Methods: We retrospectively reviewed the medical records of all female patients who underwent RAL UTF repairs by a single surgeon. These included vesicovaginal (VVF), vesicouterine (VUF), vesicocervical (VCF), ureterovaginal (UVF), rectovaginal (RVF) and colovesical (CVF) fistula repairs. We analyzed patient demographics, fistula characteristics, perioperative factors, complications, and outcomes. The video highlights our RAL surgical technique for a representative UVF repair in a 33-year-old female who developed urine per vagina 4-5 days following a laparoscopic hysterectomy.

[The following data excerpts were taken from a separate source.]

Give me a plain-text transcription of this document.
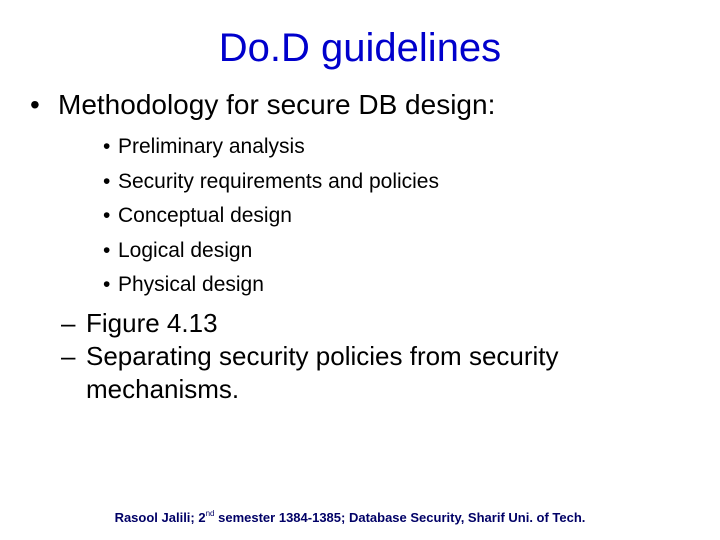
Do.D guidelines
• Methodology for secure DB design:
• Preliminary analysis
• Security requirements and policies
• Conceptual design
• Logical design
• Physical design
– Figure 4.13
– Separating security policies from security mechanisms.
Rasool Jalili; 2nd semester 1384-1385; Database Security, Sharif Uni. of Tech.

Results: 17 females underwent robotic fistula repairs between 12/2013 and 7/2021 (Table 1). 94% of the fistulas were iatrogenic with hysterectomy being the most common causative procedure. 53% of the fistulas were between the bladder and female organs, 24% were GI fistulas, and the remaining 24% were uterovaginal. All cases were completed robotically with only 1 intraoperative complication of a ureteral injury. Median hospital LOS was 1 day. All cases included a concomitant procedure (Table 2). At a median follow-up of 5 months, 5 patients had recurrences, signifying a 71% success rate. Of the 5 patients that recurred, 2 had hx of cancer and 1 had history of radiation while none in the non-recurrence group had oncological history. No other 90-day complications were recorded.
Conclusions: RAL approaches to UTFs offer feasible repairs with good success rates and low rate of complications.